Esquematização do percurso realizado ..................................................... 3
Zona I – Bairro das Amendoeiras .............................................................. 4
Quadra Central de Chelas ...................................................................... 6
Zona N1 – Bairro da Flamenga ................................................................ 8
Zona N2 – Bairro dos Loios ................................................................... 10
Zona M – Bairro do Armador ................................................................. 12
Zona J – Bairro do Condado ................................................................. 14
Zona L – Bairro das Salgadas e Bairro Prodac ............................................ 16
Impressões finais .............................................................................. 19
Introdução
Situada na zona oriental de Lisboa, Chelas é um território constituído por um conjunto de
bairros que pertencem à freguesia de Marvila. Esta área é limitada a norte por uma via rápida
de circulação automóvel – Av. Marechal Gomes da Costa-, a sul e a nascente pela linha de
caminho de ferro – Linha de Cintura – e a poente pela escarpa que se desenvolve ao longo da
Av. Gago Coutinho. É uma das áreas com maior declive de Lisboa – cerca de 48% da superfície
tem pendentes superiores a 10%, e cotas que vão desde os 20 aos 110m – e é constituída por
uma série de vales que marcam a sua paisagem e têm influência direta no seu planeamento
urbano e nas características da sua arquitetura.
No dia 17 de março de 2019 foi realizada uma visita ao local de forma a observar o território
diretamente e produzir um registo fotográfico.

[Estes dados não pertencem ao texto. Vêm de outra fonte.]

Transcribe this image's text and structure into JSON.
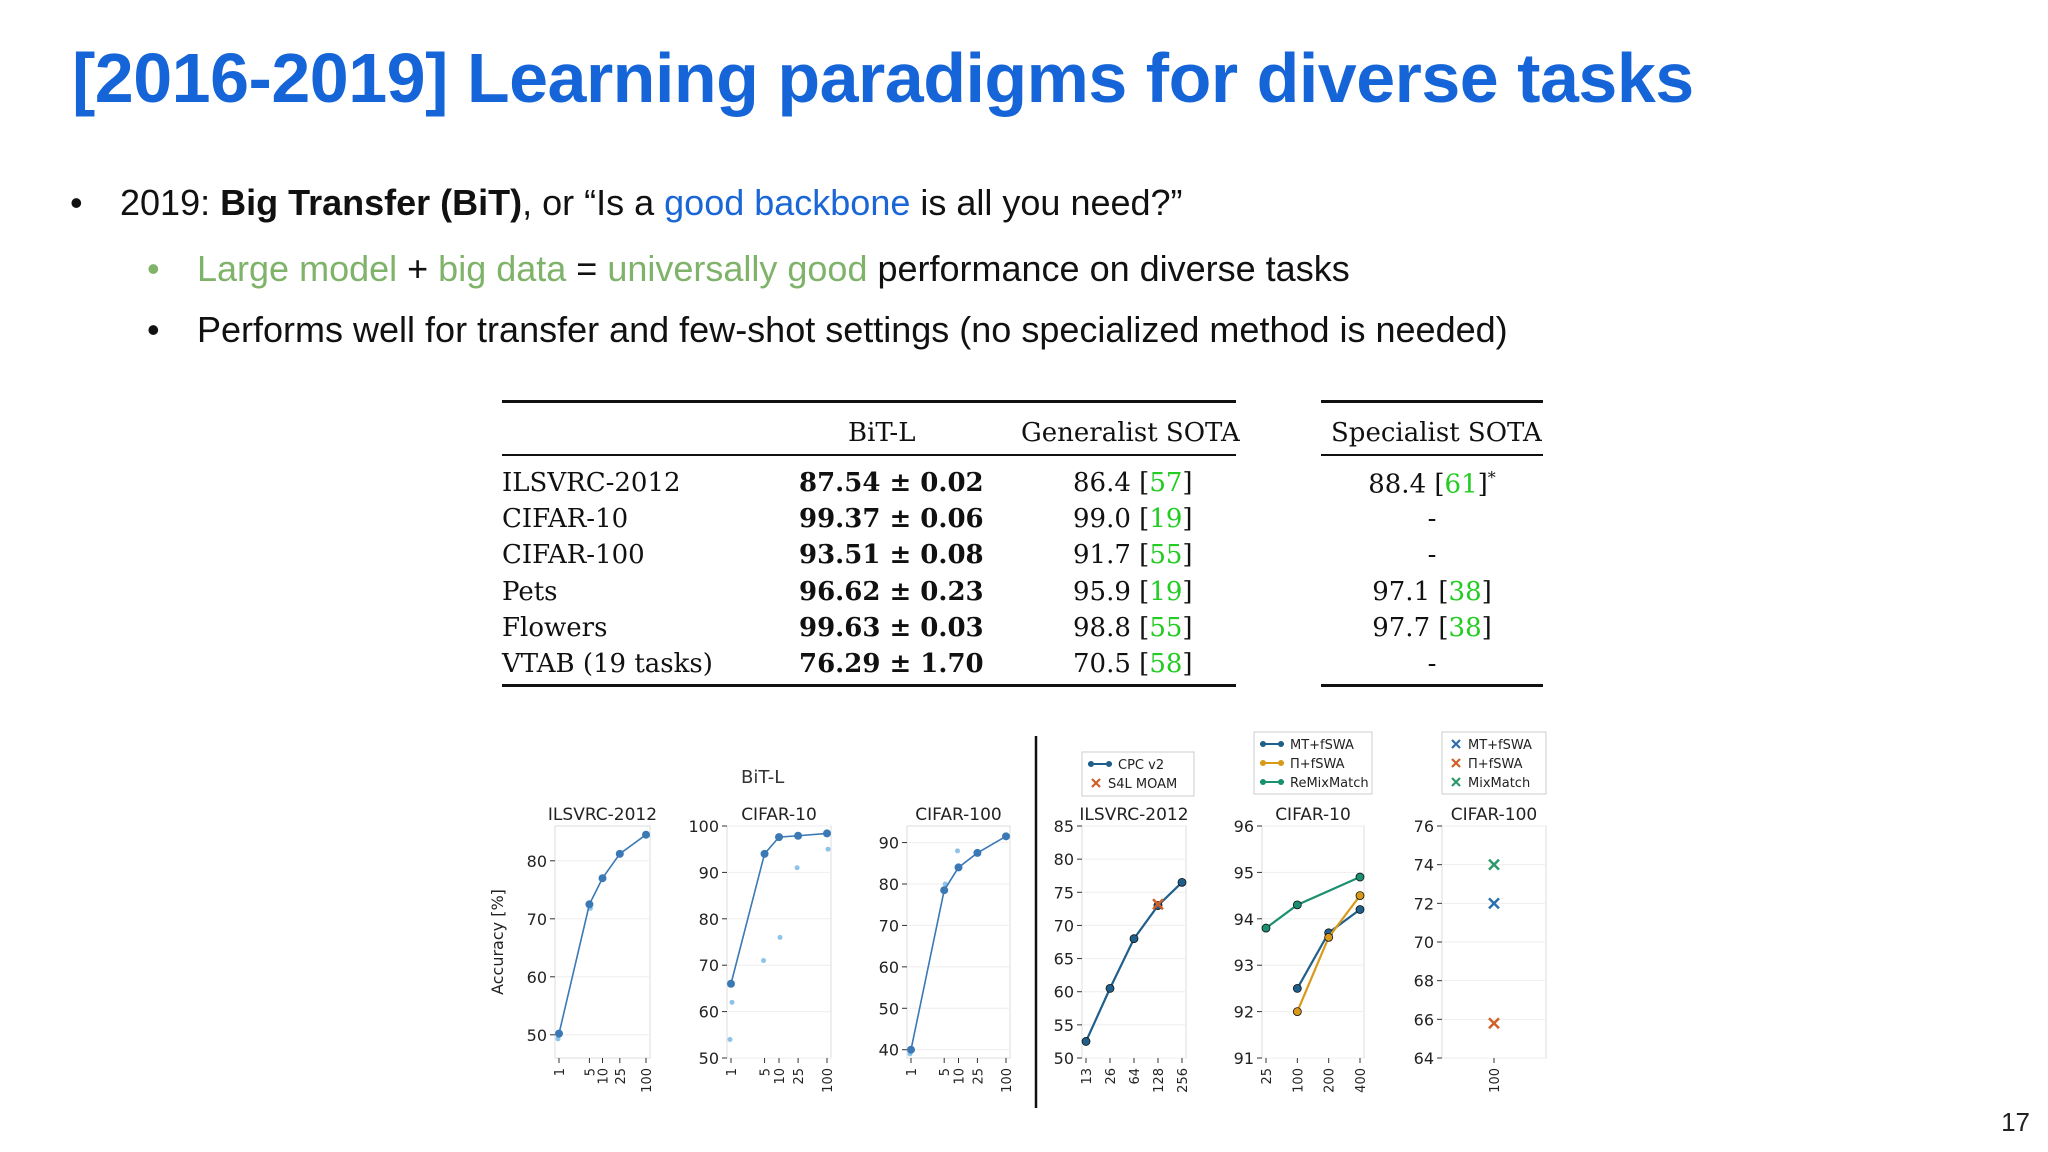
{
  "title": "[2016-2019] Learning paradigms for diverse tasks",
  "bullets": {
    "main": {
      "prefix": "2019: ",
      "bold": "Big Transfer (BiT)",
      "mid": ", or “Is a ",
      "blue": "good backbone",
      "suffix": " is all you need?”"
    },
    "sub1": {
      "g1": "Large model",
      "plus": " + ",
      "g2": "big data",
      "eq": " = ",
      "g3": "universally good",
      "rest": " performance on diverse tasks"
    },
    "sub2": "Performs well for transfer and few-shot settings (no specialized method is needed)"
  },
  "table": {
    "headers": [
      "BiT-L",
      "Generalist SOTA",
      "Specialist SOTA"
    ],
    "rows": [
      {
        "name": "ILSVRC-2012",
        "bit": "87.54 ± 0.02",
        "gen": "86.4",
        "gen_ref": "57",
        "spec": "88.4",
        "spec_ref": "61",
        "spec_mark": "*"
      },
      {
        "name": "CIFAR-10",
        "bit": "99.37 ± 0.06",
        "gen": "99.0",
        "gen_ref": "19",
        "spec": "-",
        "spec_ref": "",
        "spec_mark": ""
      },
      {
        "name": "CIFAR-100",
        "bit": "93.51 ± 0.08",
        "gen": "91.7",
        "gen_ref": "55",
        "spec": "-",
        "spec_ref": "",
        "spec_mark": ""
      },
      {
        "name": "Pets",
        "bit": "96.62 ± 0.23",
        "gen": "95.9",
        "gen_ref": "19",
        "spec": "97.1",
        "spec_ref": "38",
        "spec_mark": ""
      },
      {
        "name": "Flowers",
        "bit": "99.63 ± 0.03",
        "gen": "98.8",
        "gen_ref": "55",
        "spec": "97.7",
        "spec_ref": "38",
        "spec_mark": ""
      },
      {
        "name": "VTAB (19 tasks)",
        "bit": "76.29 ± 1.70",
        "gen": "70.5",
        "gen_ref": "58",
        "spec": "-",
        "spec_ref": "",
        "spec_mark": ""
      }
    ]
  },
  "chart_data": [
    {
      "type": "line",
      "group_label": "BiT-L",
      "title": "ILSVRC-2012",
      "ylabel": "Accuracy [%]",
      "x": [
        1,
        5,
        10,
        25,
        100
      ],
      "xticks": [
        "1",
        "5",
        "10",
        "25",
        "100"
      ],
      "ylim": [
        46,
        86
      ],
      "yticks": [
        50,
        60,
        70,
        80
      ],
      "series": [
        {
          "values": [
            50.2,
            72.5,
            77.0,
            81.2,
            84.5
          ]
        }
      ],
      "scatter_light": [
        49.3,
        71.8
      ]
    },
    {
      "type": "line",
      "title": "CIFAR-10",
      "x": [
        1,
        5,
        10,
        25,
        100
      ],
      "xticks": [
        "1",
        "5",
        "10",
        "25",
        "100"
      ],
      "ylim": [
        50,
        100
      ],
      "yticks": [
        50,
        60,
        70,
        80,
        90,
        100
      ],
      "series": [
        {
          "values": [
            66,
            94,
            97.6,
            97.9,
            98.4
          ]
        }
      ],
      "scatter_light": [
        54,
        62,
        71,
        76,
        91,
        95
      ]
    },
    {
      "type": "line",
      "title": "CIFAR-100",
      "x": [
        1,
        5,
        10,
        25,
        100
      ],
      "xticks": [
        "1",
        "5",
        "10",
        "25",
        "100"
      ],
      "ylim": [
        38,
        94
      ],
      "yticks": [
        40,
        50,
        60,
        70,
        80,
        90
      ],
      "series": [
        {
          "values": [
            40,
            78.5,
            84,
            87.5,
            91.5
          ]
        }
      ],
      "scatter_light": [
        39,
        80,
        88
      ]
    },
    {
      "type": "line",
      "title": "ILSVRC-2012",
      "x": [
        13,
        26,
        64,
        128,
        256
      ],
      "xticks": [
        "13",
        "26",
        "64",
        "128",
        "256"
      ],
      "ylim": [
        50,
        85
      ],
      "yticks": [
        50,
        55,
        60,
        65,
        70,
        75,
        80,
        85
      ],
      "series": [
        {
          "name": "CPC v2",
          "color": "#1f5f8b",
          "values": [
            52.5,
            60.5,
            68,
            73,
            76.5
          ]
        },
        {
          "name": "S4L MOAM",
          "color": "#d0602a",
          "marker": "x",
          "points": [
            [
              128,
              73.2
            ]
          ]
        }
      ]
    },
    {
      "type": "line",
      "title": "CIFAR-10",
      "x": [
        25,
        100,
        200,
        400
      ],
      "xticks": [
        "25",
        "100",
        "200",
        "400"
      ],
      "ylim": [
        91,
        96
      ],
      "yticks": [
        91,
        92,
        93,
        94,
        95,
        96
      ],
      "series": [
        {
          "name": "MT+fSWA",
          "color": "#1f5f8b",
          "values": [
            null,
            92.5,
            93.7,
            94.2
          ]
        },
        {
          "name": "Π+fSWA",
          "color": "#d99a1a",
          "values": [
            null,
            92,
            93.6,
            94.5
          ]
        },
        {
          "name": "ReMixMatch",
          "color": "#1a9070",
          "values": [
            93.8,
            94.3,
            null,
            94.9
          ]
        }
      ]
    },
    {
      "type": "scatter",
      "title": "CIFAR-100",
      "x": [
        100
      ],
      "xticks": [
        "100"
      ],
      "ylim": [
        64,
        76
      ],
      "yticks": [
        64,
        66,
        68,
        70,
        72,
        74,
        76
      ],
      "series": [
        {
          "name": "MT+fSWA",
          "color": "#2a6fae",
          "marker": "x",
          "values": [
            72
          ]
        },
        {
          "name": "Π+fSWA",
          "color": "#d0602a",
          "marker": "x",
          "values": [
            65.8
          ]
        },
        {
          "name": "MixMatch",
          "color": "#2a9a6a",
          "marker": "x",
          "values": [
            74
          ]
        }
      ]
    }
  ],
  "page_number": "17"
}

Esta visita foi efetuada num domingo de tarde,
tendo o trajeto variado entre o automóvel e percursos pedonais, tanto pela extensão do trajeto
(superior a 10km), como pela insegurança que se poderia sentir em algumas zonas.
Para além do contato com o território com respetiva observação direta do espaço, os objetivos
traçados passariam por analisar as diferenças entre os pressupostos colocados pelo Plano de
Urbanização de Chelas e o território como se encontra na atualidade, perceber algumas
vivências do espaço, observar na primeira pessoa os seus residentes, perceber como possa ser
o dia a dia no local e refletir sobre a arquitetura realizada e sobre o seu estado de conservação.
Desta visita ao local resultou o presente relatório, o qual será estruturado segundo as zonas
visitadas por ordem cronológica, na tentativa de se perceberem as diferenças e semelhanças
entre os vários subterritórios de Chelas.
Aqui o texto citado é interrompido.